The Supreme Court allowed the husband’s appeal and set aside the Court of Appeal’s order, restoring the order of the judge.

The Court of Appeal had erred in saying that the judge had given no reason for declining to increase the order for periodical payments so as to enable the wife to meet all her basic needs. The judge had given a clear reason, which related to the wife’s housing need having been generated by her own actions post divorce. The question which the Court of Appeal should have addressed was as follows: in circumstances in which at the time of a divorce a spouse, say a wife, was awarded capital which enabled her to purchase a home but later she exhausted the capital by entry into a series of unwise transactions and so developed a need to pay rent, was the court entitled to decline to increase the order for the husband to make periodical payments to her so as to fund payment of all (or perhaps even any) of her rent even if he could afford to do so?

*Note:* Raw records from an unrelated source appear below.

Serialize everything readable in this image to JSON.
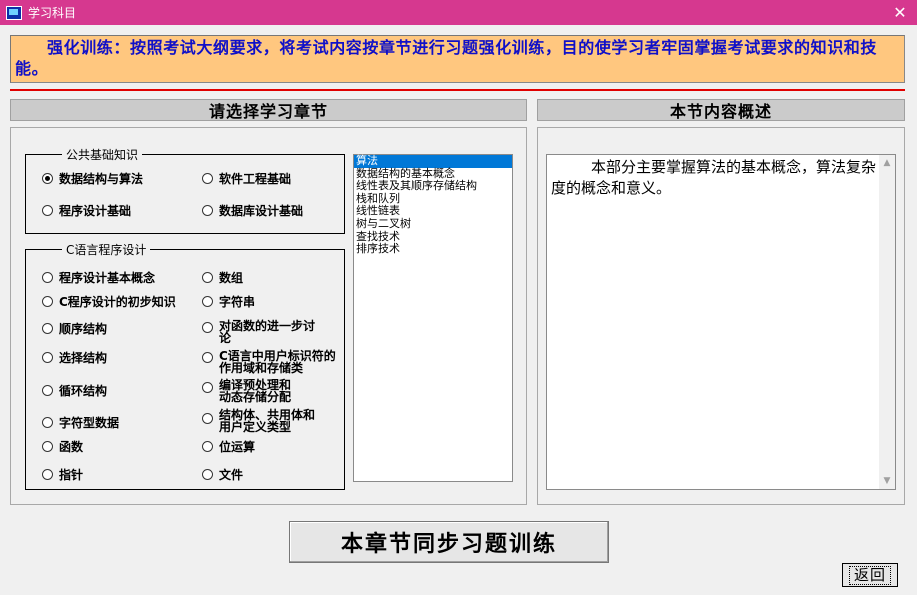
{
  "window": {
    "title": "学习科目",
    "close_glyph": "✕"
  },
  "banner": {
    "text": "强化训练：按照考试大纲要求，将考试内容按章节进行习题强化训练，目的使学习者牢固掌握考试要求的知识和技能。"
  },
  "left_header": "请选择学习章节",
  "right_header": "本节内容概述",
  "group_basic": {
    "title": "公共基础知识",
    "options": [
      "数据结构与算法",
      "软件工程基础",
      "程序设计基础",
      "数据库设计基础"
    ],
    "selected": "数据结构与算法"
  },
  "group_c": {
    "title": "C语言程序设计",
    "options": [
      "程序设计基本概念",
      "数组",
      "C程序设计的初步知识",
      "字符串",
      "顺序结构",
      "对函数的进一步讨论",
      "选择结构",
      "C语言中用户标识符的作用域和存储类",
      "循环结构",
      "编译预处理和动态存储分配",
      "字符型数据",
      "结构体、共用体和用户定义类型",
      "函数",
      "位运算",
      "指针",
      "文件"
    ]
  },
  "listbox": {
    "items": [
      "算法",
      "数据结构的基本概念",
      "线性表及其顺序存储结构",
      "栈和队列",
      "线性链表",
      "树与二叉树",
      "查找技术",
      "排序技术"
    ],
    "selected_index": 0
  },
  "summary": {
    "text": "本部分主要掌握算法的基本概念，算法复杂度的概念和意义。"
  },
  "buttons": {
    "train": "本章节同步习题训练",
    "back": "返回"
  },
  "colors": {
    "titlebar": "#d6388f",
    "banner_bg": "#ffc77f",
    "banner_text": "#1010c8",
    "divider": "#e00000",
    "selection": "#0078d7"
  }
}
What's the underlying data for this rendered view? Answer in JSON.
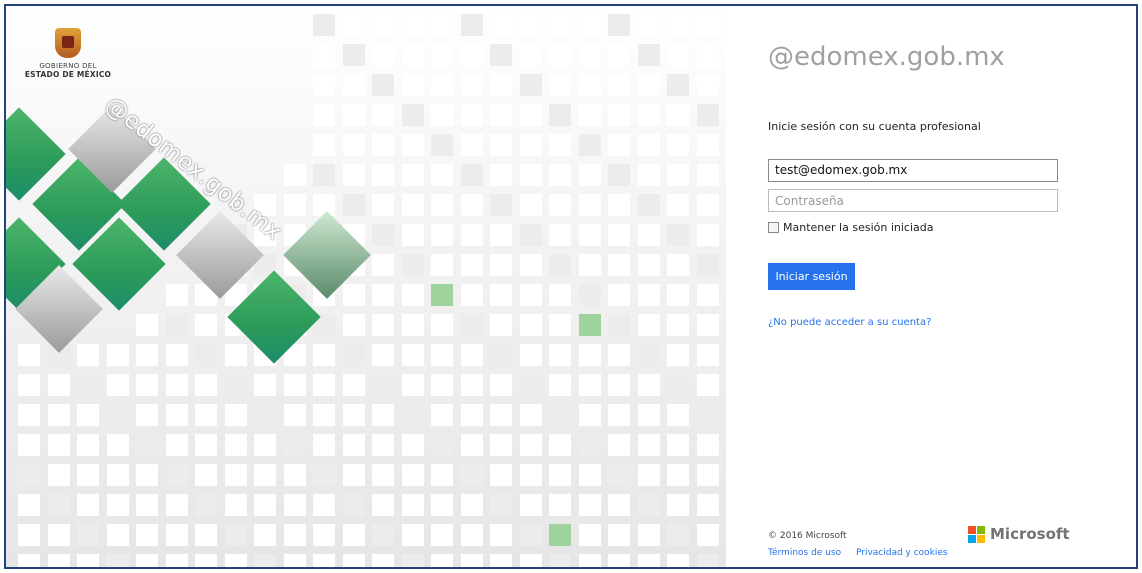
{
  "brand": {
    "logo_line1": "GOBIERNO DEL",
    "logo_line2": "ESTADO DE MÉXICO",
    "watermark": "@edomex.gob.mx"
  },
  "login": {
    "domain_title": "@edomex.gob.mx",
    "intro": "Inicie sesión con su cuenta profesional",
    "email_value": "test@edomex.gob.mx",
    "password_placeholder": "Contraseña",
    "keep_signed_in": "Mantener la sesión iniciada",
    "submit_label": "Iniciar sesión",
    "forgot_link": "¿No puede acceder a su cuenta?"
  },
  "footer": {
    "copyright": "© 2016 Microsoft",
    "terms": "Términos de uso",
    "privacy": "Privacidad y cookies",
    "ms_logo": "Microsoft"
  },
  "colors": {
    "accent": "#2672ec",
    "brand_green": "#2b9a5a",
    "frame": "#23437d"
  },
  "icons": {
    "logo": "estado-de-mexico-shield-icon",
    "microsoft": "microsoft-logo-icon"
  }
}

The answer to this question was ‘yes’, applying Pearce v Pearce [2003] EWCA Civ 1054, North v North [2007] EWCA Civ 760, and Yates v Yates [2002] EWCA Civ 532. There was no relevant distinction between the mortgage instalments disallowed in Pearce and Yates and payments of rent. These three authorities could not be distinguished on the basis that they concerned capitalisation of periodical payments rather than periodical payments themselves; the first step in the exercise of capitalisation was a calculation of the amount of periodical payments to which, in the absence of capitalisation, the payee would then have been entitled. A court would need to give very good reasons for requiring a spouse to fund payment of the other spouse’s rent in the circumstances posed by the question; one spouse might well have an obligation to make provision for the other spouse but an obligation to duplicate it in such circumstances was most improbable.

The judge had clearly been entitled to decline to vary the order for periodical payments so as to require the husband to pay all of the wife’s rent.